So I don’t normally inflict more than one blog post on you guys per week, but I feel I owe it to the greater Gotdotnet community to talk more about the site’s ups and downs this week.
I joke around with people with dark humor – especially the old Gotdotnet team who know the site well – about how sneaky the site is. If there’s a server or application problem, it usually shows up ….
1) On a weekend when there’s a skeleton Microsoft.com ops crew that doesn’t know Gotdotnet
2) At 5:30 p.m. Pacific when everyone has been lulled by a false sense of security into going home
3) Friday night
4) At around 6-8 am Pacific time, so that by the time the crew comes in at 9 a.m., there’s a decent array of emails from people freaking out that there’s a problem
Once I became the Workspaces program manager, I suddenly became aware of what former Workspaces pm Andy Oakley kept insisting to me happened when I was a site manager:: the annoying, *self-healing* properties of Workspaces that make it hard to debug.
There’d be a Workspaces problem.
Six people would complain about it.
I’d go over to Andy.
It would start working.
Likewise over the last few months I’ve had user complaints I or the rest of the team couldn’t reproduce. As the person who answers your emails, I believe every single complaint is true (why would you lie? you have more important things to do).
But I’d turn around and the Workspace would work, or the site would work – so we’d have to systematically drill down with people on their situation and their repro steps. That’s why I ask people to email firstname.lastname@example.org – we need to get intense and personal on these bugs. We even got that guy in NYC to let us onto his machine to figure stuff out (Read the new STEP FOUR in the updated FAQ- http://gotdotnet.com/team/betsy/workspacesfaq.aspx – that’s all Jim’s help).
But hahaha, that’s funny Betsy – the site isn’t alive. It’s just a bunch of asp.net code, some of it older than it should be – it can’t possibly be sentient. It can’t possibly say, time its malfunctions. It can’t possibly scheme to get shiny new hardware in the most flagrant way possible.
Then, on the eve of a code fix(!) to assist you with bugs we’ve finally nailed down, we lose two critical pieces of hardware and have to replace and restore from backup. They likely started failing over the weekend but finally the site is up again around 10 a.m. Tuesday PST.
Fine, this stuff happens.
Then something happens that I can’t even talk about rationally, it just flabbergasts me in terms of feeling cursed – and we come in Wednesday to find Microsoft.com ops having to rebuild on an entirely new server from scratch and backups, as the same drives that failed previously and replaced were once again failing. That’s why our team stayed until 2 a.m. Thursday morning syncing and restarting and fiddling and restoring based on the previous backups. I’m writing this on no sleep, because once you stay up that long, it’s sometimes just easier to keep going
So …yesterday and today…. we are combing through things, trying to make sure it all syncs up.

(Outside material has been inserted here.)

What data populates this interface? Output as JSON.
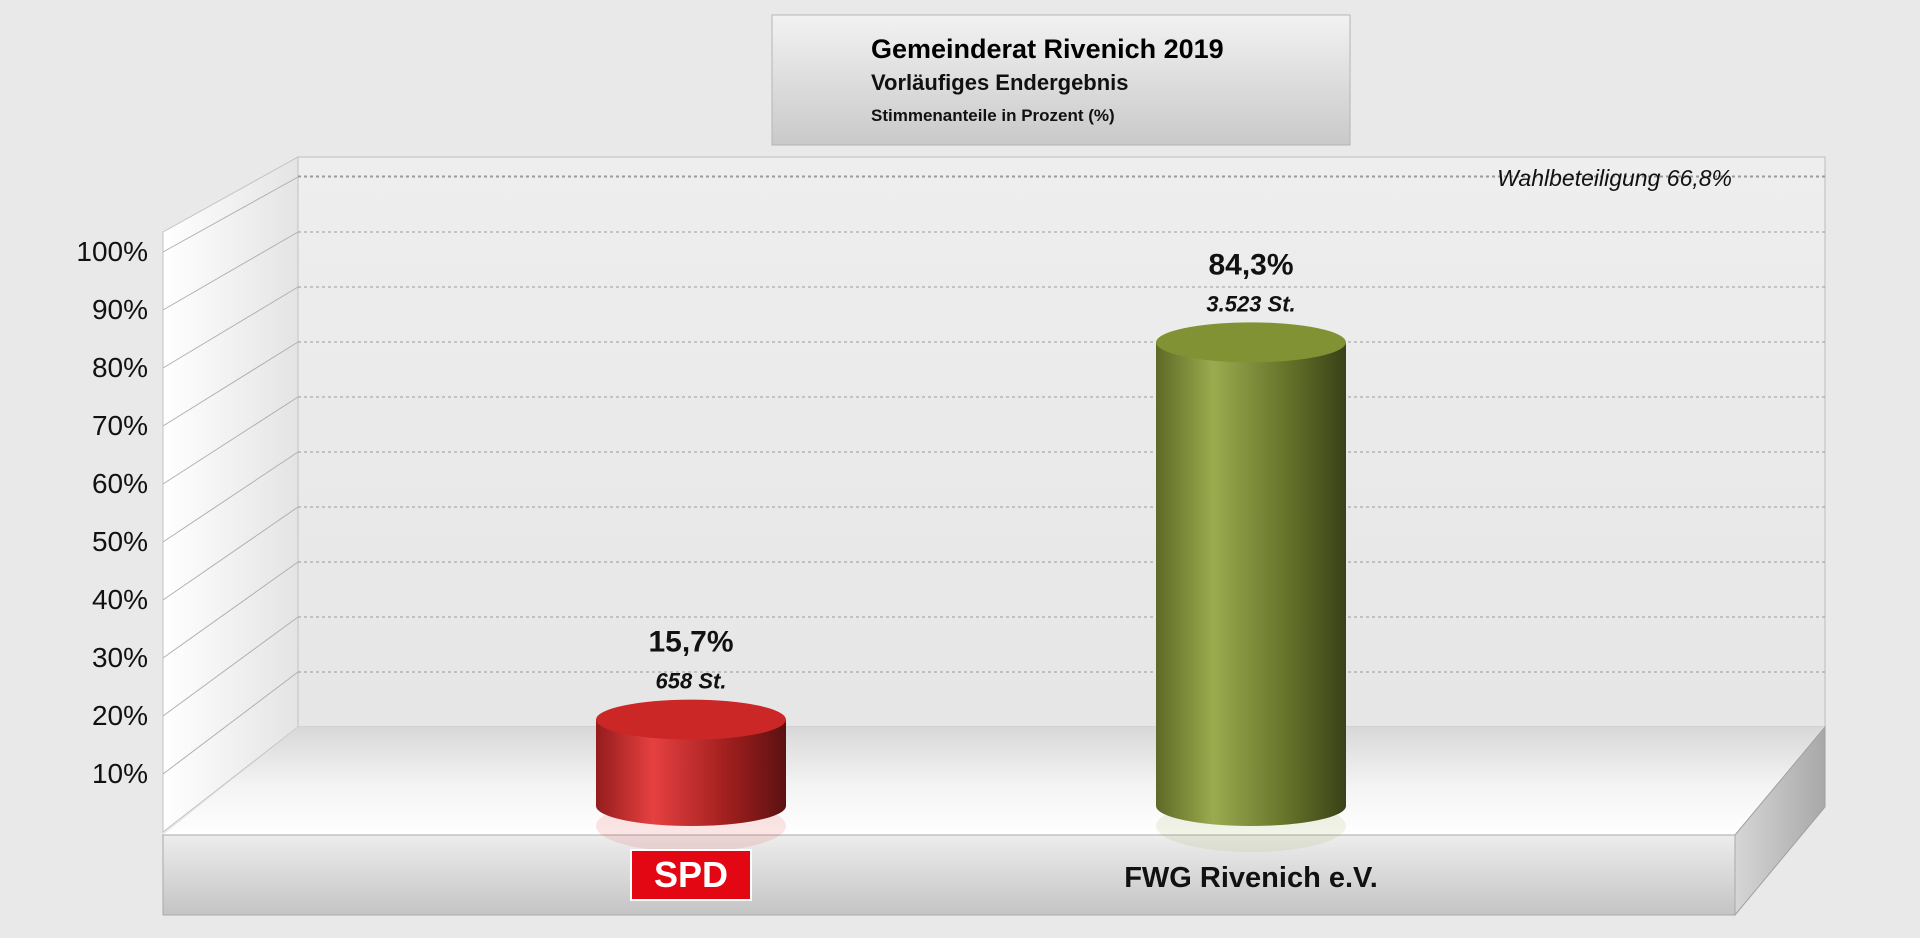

We never did get to that code fix (we’ll announce it far in advance when we do, since Workspaces will definitely be down when we do it, and we figure you need a break from all the downtime – might as well have the site up for a while.). Most people’s Workspaces are doing great, but we will continue to take feedback and hear from you if it’s not. Let us know.
The dang site’s alive. In more ways than one.Live it vivid!